ATTENTION : les témoins ne peuvent être ni votre conjoint, ni un membre de votre famille, ni transportés dans votre véhicule au moment de l’accident.

• Une fois signé, le constat amiable n’est plus modifiable. • Tracez un croquis reflétant l’accident. • Évitez les contradictions entre le croquis et les cases cochées. • En cas de carambolage, remplissez un constat avec le conducteur qui vous précédait et un autre avec celui qui vous suivait. Si votre voiture a été « projetée » sur le véhicule précédent, indiquez le dans la case « observations » et précisez sur chacun des constats établis le véhicule qui vous a projeté. • Signez et faites signer le constat par l’autre conducteur. Remettez-lui l’un des exemplaires, conservez l’autre.
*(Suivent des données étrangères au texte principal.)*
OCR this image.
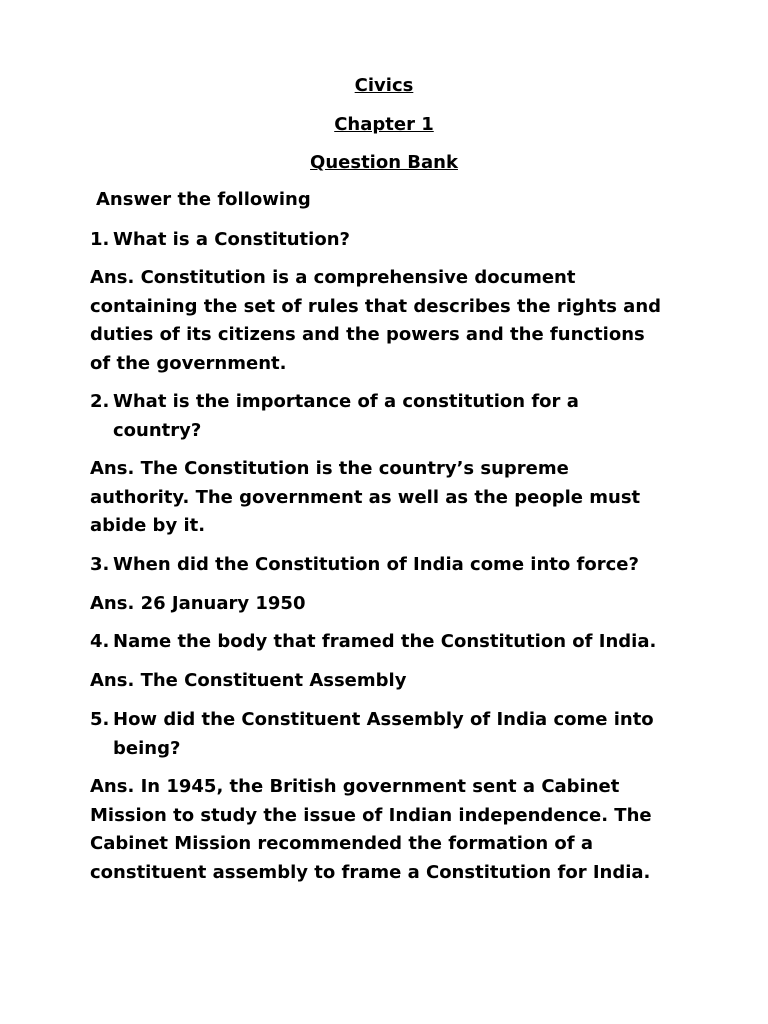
Civics

Chapter 1

Question Bank

Answer the following

1. What is a Constitution?
Ans. Constitution is a comprehensive document
containing the set of rules that describes the rights and
duties of its citizens and the powers and the functions
of the government.
2. What is the importance of a constitution for a
country?
Ans. The Constitution is the country’s supreme
authority. The government as well as the people must
abide by it.
3. When did the Constitution of India come into force?
Ans. 26 January 1950
4. Name the body that framed the Constitution of India.
Ans. The Constituent Assembly
5. How did the Constituent Assembly of India come into
being?
Ans. In 1945, the British government sent a Cabinet
Mission to study the issue of Indian independence. The
Cabinet Mission recommended the formation of a
constituent assembly to frame a Constitution for India.
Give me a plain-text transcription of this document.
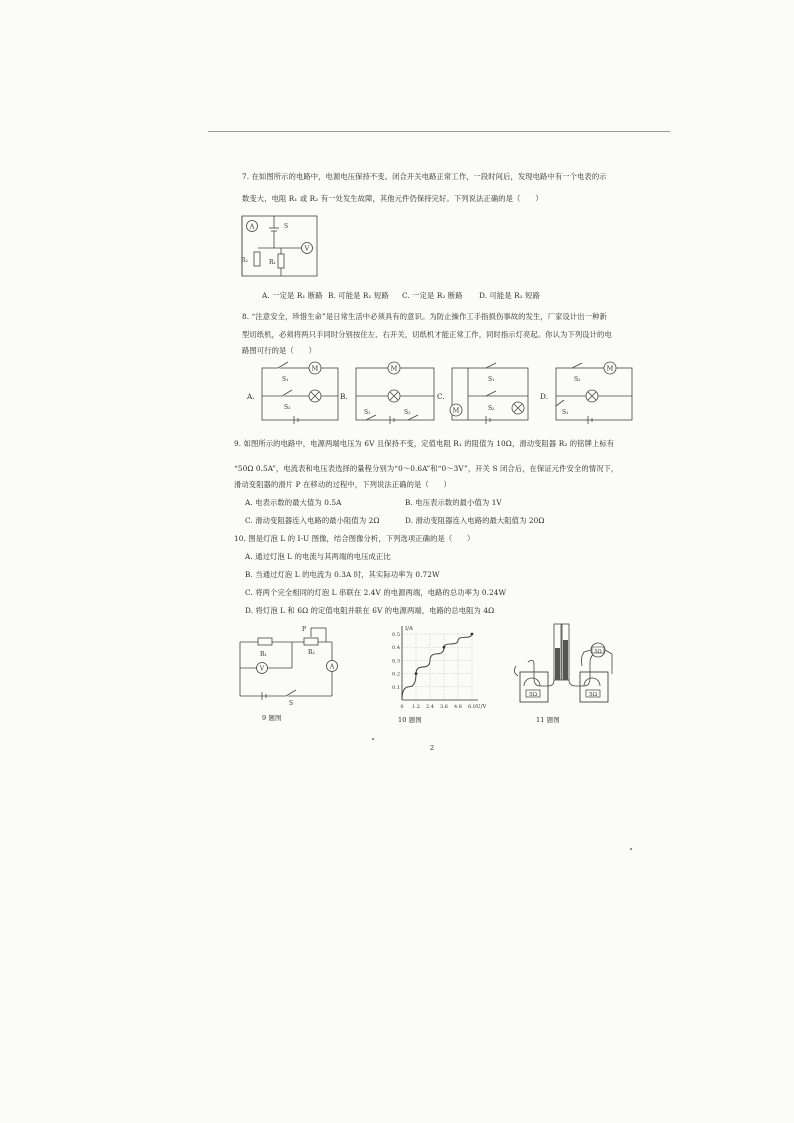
7. 在如图所示的电路中，电源电压保持不变。闭合开关电路正常工作，一段时间后，发现电路中有一个电表的示
数变大，电阻 R₁ 或 R₂ 有一处发生故障，其他元件仍保持完好。下列说法正确的是（　　）
A	S
R₂	R₁
V
A. 一定是 R₁ 断路 B. 可能是 R₁ 短路 C. 一定是 R₂ 断路 D. 可能是 R₂ 短路
8. “注意安全，珍惜生命”是日常生活中必须具有的意识。为防止操作工手指损伤事故的发生，厂家设计出一种新
型切纸机，必须将两只手同时分别按住左、右开关，切纸机才能正常工作，同时指示灯亮起。你认为下列设计的电
路图可行的是（　　）
A.
M
S₁
S₂
B.
M
S₁	S₂
C.
M
S₁
S₂
D.
M
S₂
S₁
9. 如图所示的电路中，电源两端电压为 6V 且保持不变，定值电阻 R₁ 的阻值为 10Ω，滑动变阻器 R₂ 的铭牌上标有
“50Ω 0.5A”，电流表和电压表选择的量程分别为“0～0.6A”和“0～3V”，开关 S 闭合后，在保证元件安全的情况下，
滑动变阻器的滑片 P 在移动的过程中，下列说法正确的是（　　）
A. 电表示数的最大值为 0.5A	B. 电压表示数的最小值为 1V
C. 滑动变阻器连入电路的最小阻值为 2Ω	D. 滑动变阻器连入电路的最大阻值为 20Ω
10. 图是灯泡 L 的 I-U 图像，结合图像分析，下列选项正确的是（　　）
A. 通过灯泡 L 的电流与其两端的电压成正比
B. 当通过灯泡 L 的电流为 0.3A 时，其实际功率为 0.72W
C. 将两个完全相同的灯泡 L 串联在 2.4V 的电源两端，电路的总功率为 0.24W
D. 将灯泡 L 和 6Ω 的定值电阻并联在 6V 的电源两端，电路的总电阻为 4Ω
R₁	R₂
P
V	A
S
9 题图
0 1.2 2.4 3.6 4.8 6.0
0.1
0.2
0.3
0.4
0.5
U/V
I/A
10 题图
5Ω	5Ω
5Ω
11 题图
2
Les points de votre constat

Une fois rentré chez vous, remplissez seul le verso du constat amiable. Ce document sert de déclaration d’accident.
• Envoyez à votre assureur conseil un exemplaire du constat dans les 5 jours qui suivent l’accident.
Il pourra ainsi vérifier si les garanties s’appliquent, déterminer les responsabilités et prendre les premières mesures pour le règlement du dossier.
• Si votre véhicule a été conduit dans un garage, indiquez précisément l’adresse pour accélérer l’expertise et attendez les résultats de celle-ci avant de procéder aux réparations.
• Rassemblez tous les renseignements nécessaires au sujet l’accident : circonstances, dégâts apparents, assurances des véhicules (n° des contrats et noms des sociétés d’assurance), témoins …

Ce que vous ne devez pas faire

• Signer un constat « en blanc » ou laisser l’autre conducteur le soin de remplir votre partie.
• Rectifier le constat après signatures et après séparations des 2 exemplaires.
Ces rectifications n’auront aucune valeur et pourront même être considérées comme une tentative de fraude de votre part.
• En cas de désaccord, n’essayez pas de convaincre l’autre automobiliste. Ayez plutôt le réflexe de chercher des témoins de l’accident.

La déclaration de sinistre

La déclaration de sinistre peut revêtir plusieurs formes
• Le constat amiable.
• Le constat de police.
• Le procès-verbal.
• La déclaration remplie par l’assuré.
• Le récépissé de police.

Le délai de déclaration

Sous peine de déchéance, et sauf cas fortuit ou de forces majeure, l’assuré doit déclarer à l’assureur tout sinistre de nature à entrainer la garantie, dès qu’il en a eu connaissance, et au plus tard : dans les deux jours ouvrés, pour le vol et les tentatives de vol. Dans les cinq jours ouvrés, pour les autres dommages.

ATTENTION : l’assuré ne doit pas procéder ou faire procéder à des réparations avant que le véhicule endommagé ne soit visité par l’expert de l’assureur.

Le contenu de déclaration.

La déclaration de sinistre doit comporter : • Le numéro de police et de l’attestation d’assurance.
• La période de validité du contrat du tiers et de l’assuré.
• La date, la cause, la nature, les circonstances et les conséquences du sinistre.
• Le nom, l’adresse, la date de naissance du conducteur au moment du sinistre ainsi que la date et le lieu de délivrance de son permis de conduire.